Di dalam sebuah apartmen yang hangat, hubungan antara seorang karyawan muda dan bosnya terasa semakin intens seiring dengan kesempatan mereka untuk bersama. Semua bermula dari sebuah kontrak besar yang membuat bosnya, yang dikenal sebagai "部長" (Buchō), harus segera pergi ke luar kota. Tapi sebelum pergi, dia menitipkan tugas penting kepada seorang karyawan yang dikenal sebagai "結城" (Yūki), seorang yang sangat bersemangat dan berusaha keras untuk membuat kontrak itu terwujud.
Di apartmen itu, suasana semakin hangat ketika Yūki mengundang seorang senpai yang sangat menarik perhatiannya. Mereka mulai menikmati malam bersama, dengan segelas segelas bir yang mengalir, dan percakapan yang semakin menggoda. Senpai itu, yang terlihat begitu santai namun penuh pesona, membuat Yūki semakin tertarik dan tidak bisa menahan diri untuk terus menggoda dan membalas godaan itu.
Perlahan, suasana semakin memanas. Mereka mulai bermain dengan satu sama lain, dari permainan kecil hingga hubungan yang semakin mendalam.

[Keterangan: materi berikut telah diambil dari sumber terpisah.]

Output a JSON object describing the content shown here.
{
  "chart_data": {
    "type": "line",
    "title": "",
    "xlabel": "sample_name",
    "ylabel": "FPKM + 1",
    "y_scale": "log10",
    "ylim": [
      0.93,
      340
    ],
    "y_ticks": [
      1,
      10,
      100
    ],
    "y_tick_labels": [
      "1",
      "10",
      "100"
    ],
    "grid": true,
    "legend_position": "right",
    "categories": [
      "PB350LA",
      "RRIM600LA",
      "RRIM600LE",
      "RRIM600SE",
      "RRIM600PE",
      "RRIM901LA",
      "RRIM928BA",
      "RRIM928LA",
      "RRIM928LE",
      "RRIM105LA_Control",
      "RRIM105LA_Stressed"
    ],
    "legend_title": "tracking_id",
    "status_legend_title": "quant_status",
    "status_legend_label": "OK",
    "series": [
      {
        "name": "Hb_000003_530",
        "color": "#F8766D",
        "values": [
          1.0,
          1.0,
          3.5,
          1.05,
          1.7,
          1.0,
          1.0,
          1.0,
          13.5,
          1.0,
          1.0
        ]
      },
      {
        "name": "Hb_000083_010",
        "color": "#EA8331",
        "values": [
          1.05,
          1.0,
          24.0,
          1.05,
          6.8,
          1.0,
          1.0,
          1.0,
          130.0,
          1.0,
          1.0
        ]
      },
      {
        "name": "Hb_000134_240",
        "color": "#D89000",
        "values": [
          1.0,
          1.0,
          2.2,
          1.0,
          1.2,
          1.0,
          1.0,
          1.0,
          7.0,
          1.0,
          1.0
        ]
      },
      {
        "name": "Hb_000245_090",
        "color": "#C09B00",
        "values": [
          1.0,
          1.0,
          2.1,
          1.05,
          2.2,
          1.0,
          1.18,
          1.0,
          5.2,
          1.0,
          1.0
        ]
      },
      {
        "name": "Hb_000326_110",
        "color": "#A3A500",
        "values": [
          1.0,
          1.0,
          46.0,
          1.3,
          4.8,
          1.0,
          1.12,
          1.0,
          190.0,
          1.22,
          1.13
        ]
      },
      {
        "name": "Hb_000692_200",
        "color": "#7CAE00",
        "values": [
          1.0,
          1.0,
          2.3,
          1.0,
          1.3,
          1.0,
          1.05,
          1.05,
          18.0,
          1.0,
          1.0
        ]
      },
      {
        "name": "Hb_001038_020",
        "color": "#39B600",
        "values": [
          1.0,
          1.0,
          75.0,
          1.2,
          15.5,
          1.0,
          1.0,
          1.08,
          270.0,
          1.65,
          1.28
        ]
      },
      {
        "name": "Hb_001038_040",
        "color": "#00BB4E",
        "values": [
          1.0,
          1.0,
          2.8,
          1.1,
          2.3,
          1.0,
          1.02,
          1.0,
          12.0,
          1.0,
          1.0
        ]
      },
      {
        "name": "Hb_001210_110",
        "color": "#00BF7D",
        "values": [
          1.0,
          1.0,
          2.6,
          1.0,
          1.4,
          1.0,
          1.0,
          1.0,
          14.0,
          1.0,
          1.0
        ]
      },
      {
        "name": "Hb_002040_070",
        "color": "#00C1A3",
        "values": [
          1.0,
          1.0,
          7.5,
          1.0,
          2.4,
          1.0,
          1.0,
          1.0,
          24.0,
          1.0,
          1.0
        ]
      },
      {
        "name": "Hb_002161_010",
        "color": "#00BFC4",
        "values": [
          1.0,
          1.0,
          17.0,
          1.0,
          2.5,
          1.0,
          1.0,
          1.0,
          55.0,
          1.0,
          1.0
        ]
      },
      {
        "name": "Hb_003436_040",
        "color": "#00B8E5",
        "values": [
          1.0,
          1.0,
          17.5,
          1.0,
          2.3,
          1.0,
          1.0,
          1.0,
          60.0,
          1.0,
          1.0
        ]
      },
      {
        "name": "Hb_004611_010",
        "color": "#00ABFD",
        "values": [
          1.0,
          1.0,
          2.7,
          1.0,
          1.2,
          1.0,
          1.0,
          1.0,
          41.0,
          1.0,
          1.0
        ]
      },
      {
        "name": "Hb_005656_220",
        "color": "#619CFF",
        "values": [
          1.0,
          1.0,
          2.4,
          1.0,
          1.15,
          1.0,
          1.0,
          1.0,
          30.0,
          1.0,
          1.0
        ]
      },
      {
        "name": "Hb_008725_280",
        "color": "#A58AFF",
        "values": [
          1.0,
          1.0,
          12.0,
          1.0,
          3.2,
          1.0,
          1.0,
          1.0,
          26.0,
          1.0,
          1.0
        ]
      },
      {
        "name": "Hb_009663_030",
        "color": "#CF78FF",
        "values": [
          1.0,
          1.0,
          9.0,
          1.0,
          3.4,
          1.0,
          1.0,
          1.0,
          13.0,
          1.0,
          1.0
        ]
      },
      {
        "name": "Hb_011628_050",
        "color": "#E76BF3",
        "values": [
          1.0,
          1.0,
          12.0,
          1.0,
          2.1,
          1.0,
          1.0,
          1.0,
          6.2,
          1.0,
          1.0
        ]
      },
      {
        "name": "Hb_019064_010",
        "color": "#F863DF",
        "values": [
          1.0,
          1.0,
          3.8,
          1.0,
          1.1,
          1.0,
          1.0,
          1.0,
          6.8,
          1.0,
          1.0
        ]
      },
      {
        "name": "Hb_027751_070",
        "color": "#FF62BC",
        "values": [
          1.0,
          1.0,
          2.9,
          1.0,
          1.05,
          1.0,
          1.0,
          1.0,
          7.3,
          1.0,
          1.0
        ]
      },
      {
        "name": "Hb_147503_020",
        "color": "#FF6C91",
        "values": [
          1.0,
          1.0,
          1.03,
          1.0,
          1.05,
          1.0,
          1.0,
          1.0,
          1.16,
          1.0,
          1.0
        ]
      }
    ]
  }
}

Yūki terlihat semakin gugup, bahkan sampai menunjukkan sisi lain dari dirinya yang begitu terbuka dan penuh keinginan. Mereka bermain, berbicara, dan bahkan membagi makanan yang mereka nikmati bersama.
Namun, di tengah kesenangan itu, ada momen-momen yang mengejutkan, seperti saat Yūki mencoba memperlihatkan ketertarikannya dengan cara yang tidak terduga. Bahkan, senpai itu pun tidak menyangka bahwa Yūki begitu berani dan penuh semangat hingga membuatnya terkejut dan tertawa.
Dalam suasana yang penuh ketertarikan dan kehangatan itu, Yūki dan senpai itu tidak hanya menikmati malam bersama, tetapi juga membangun hubungan yang semakin kuat. Mereka berbicara, tertawa, dan bahkan berbagi momen pribadi yang membuat suasana semakin hangat.
Di akhir malam, ketika mereka berpisah, Yūki merasa bahwa ini bukan sekadar malam biasa, tapi sebuah awal dari hubungan yang mungkin akan terus berkembang. Dengan segelas bir terakhir, Yūki menutup malam itu dengan senyuman dan harapan untuk bertemu kembali.